Imagine un tuyau aussi large qu’un État des U.S.A. et aussi long que la moitié de la Terre. Maintenant, imagine que ce tuyau est rempli d’un gaz chaud se déplaçant à 50 000 km/h. Puis imagine que ce tuyau n’est pas fait de métal mais d’un champ magnétique transparent. Tu viens de te représenter un jeune spicule parmi les milliers qui recouvrent le Soleil actif. La photographie ci-contre est peut-être l’image de plus haute résolution jamais prise de ces énigmatiques tubes de flux solaire.
Les spicules emplissent la photo ci-dessus de la région solaire active 10380 traversant le Soleil en juin 2013, ils sont particulièrement évidents sous l’aspect d’un tapis de tubes sombres sur la droite. Les spicules durent environ 5 minutes, naissant sous forme de longs tubes de gaz s’élevant rapidement puis s’éteignant à mesure que le gaz atteint sa plus haute altitude et retombe sur le Soleil.
Les spicules seraient le produit des ondes acoustiques qui traversent le Soleil. L’origine de ces jets de plasma qui partent de la partie supérieure de chromosphère solaire, à la vitesse de 20Km/s, et pénètrent la région extérieure de l’atmosphère solaire sur des milliers de kilomètres, sont encore grandement inexpliqués, bien qu’on les observe en permanence (quelque 100.000), essentiellement en raison de leur brièveté et de leur faible dimension.
Ces spicules n’ont pas plus de 500 km de diamètre et leur durée de vie va de cinq à dix minutes: après s’être élevés parfois jusqu’à 16.000 km, ils retombent et s’évanouissent avant de réapparaître, quasiment au même endroit et avec une même périodicité (Pour en savoir plus vois la vidéo jointe en cliquant sur l’image ci-dessus).
Le Soleil vibre en permanence, et selon plusieurs modes d’oscillation : les modes de gravité et les modes acoustiques (dits “modes p”), dus à la pression). Une étude scientifique a pu montrer que la périodicité des spicules était essentiellement due aux modes p de résonance du Soleil, de période identique (cinq minutes). Si ces oscillations de la surface de Solei s’évanouissent généralement avant d’atteindre l’atmosphère solaire, il arrive que, dans certaines conditions, elles l’atteignent. Elles engendrent alors une onde de choc qui propulse du plasma de la chromosphère et forme un spicule. En modélisant ce fonctionnement les chercheurs peuvent prévoir maintenant avec une grande précision l’apparition de ces spicules.
Les spicules emportent plus de cent fois la masse qui s’échappe en permanence du Soleil – électrons, protons et autres particules énergétiques, à raison de deux millions de tonnes par seconde : le vent solaire.

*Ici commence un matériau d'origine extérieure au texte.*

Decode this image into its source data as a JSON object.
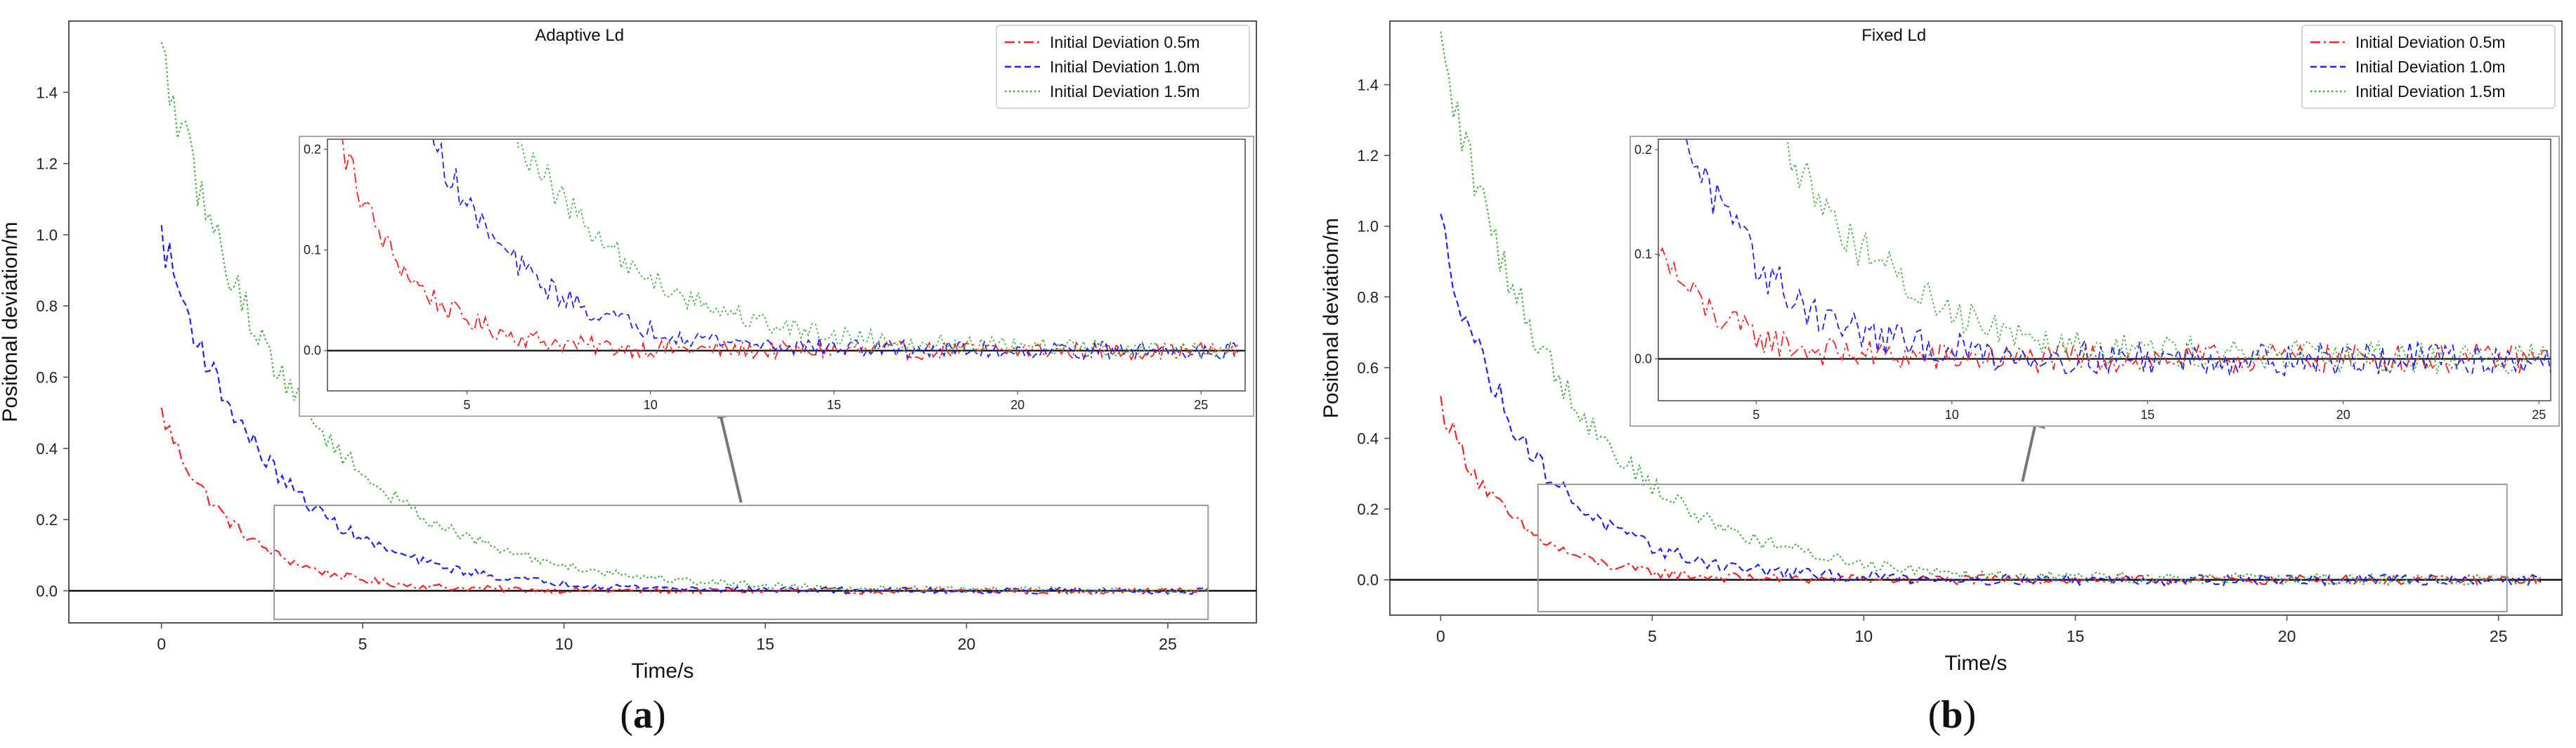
{
  "chart_data": [
    {
      "type": "line",
      "title": "Adaptive Ld",
      "panel_letter": "a",
      "xlabel": "Time/s",
      "ylabel": "Positonal deviation/m",
      "xlim": [
        -2.3,
        27.2
      ],
      "ylim": [
        -0.09,
        1.6
      ],
      "xticks": [
        0,
        5,
        10,
        15,
        20,
        25
      ],
      "yticks": [
        0.0,
        0.2,
        0.4,
        0.6,
        0.8,
        1.0,
        1.2,
        1.4
      ],
      "legend_position": "top-right",
      "series": [
        {
          "name": "Initial Deviation 0.5m",
          "color": "#ff2020",
          "dash": "dashdot",
          "initial": 0.5,
          "tau": 1.8,
          "noise": 0.009
        },
        {
          "name": "Initial Deviation 1.0m",
          "color": "#2020ff",
          "dash": "dashed",
          "initial": 1.0,
          "tau": 2.6,
          "noise": 0.009
        },
        {
          "name": "Initial Deviation 1.5m",
          "color": "#40b040",
          "dash": "dotted",
          "initial": 1.5,
          "tau": 3.3,
          "noise": 0.009
        }
      ],
      "inset": {
        "xlim": [
          1.2,
          26.2
        ],
        "ylim": [
          -0.04,
          0.21
        ],
        "xticks": [
          5,
          10,
          15,
          20,
          25
        ],
        "yticks": [
          0.0,
          0.1,
          0.2
        ],
        "zoom_xrange": [
          2.8,
          26.0
        ],
        "zoom_yrange": [
          -0.08,
          0.24
        ]
      }
    },
    {
      "type": "line",
      "title": "Fixed Ld",
      "panel_letter": "b",
      "xlabel": "Time/s",
      "ylabel": "Positonal deviation/m",
      "xlim": [
        -1.2,
        26.5
      ],
      "ylim": [
        -0.1,
        1.58
      ],
      "xticks": [
        0,
        5,
        10,
        15,
        20,
        25
      ],
      "yticks": [
        0.0,
        0.2,
        0.4,
        0.6,
        0.8,
        1.0,
        1.2,
        1.4
      ],
      "legend_position": "top-right",
      "series": [
        {
          "name": "Initial Deviation 0.5m",
          "color": "#ff2020",
          "dash": "dashdot",
          "initial": 0.5,
          "tau": 1.6,
          "noise": 0.014
        },
        {
          "name": "Initial Deviation 1.0m",
          "color": "#2020ff",
          "dash": "dashed",
          "initial": 1.0,
          "tau": 2.1,
          "noise": 0.016
        },
        {
          "name": "Initial Deviation 1.5m",
          "color": "#40b040",
          "dash": "dotted",
          "initial": 1.5,
          "tau": 2.9,
          "noise": 0.016
        }
      ],
      "inset": {
        "xlim": [
          2.5,
          25.3
        ],
        "ylim": [
          -0.04,
          0.21
        ],
        "xticks": [
          5,
          10,
          15,
          20,
          25
        ],
        "yticks": [
          0.0,
          0.1,
          0.2
        ],
        "zoom_xrange": [
          2.3,
          25.2
        ],
        "zoom_yrange": [
          -0.09,
          0.27
        ]
      }
    }
  ]
}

Avec cette modélisation, il va être maintenant possible d’étudier ce que représente, dans le vent solaire, la masse de plasma apportée par les spicules dans la couronne solaire. On pourra aussi mieux comprendre la formation de ce vent solaire qui parvient jusqu’à la Terre et au-delà, endommageant parfois au passage les satellites en orbite et perturbant gravement la haute atmosphère terrestre.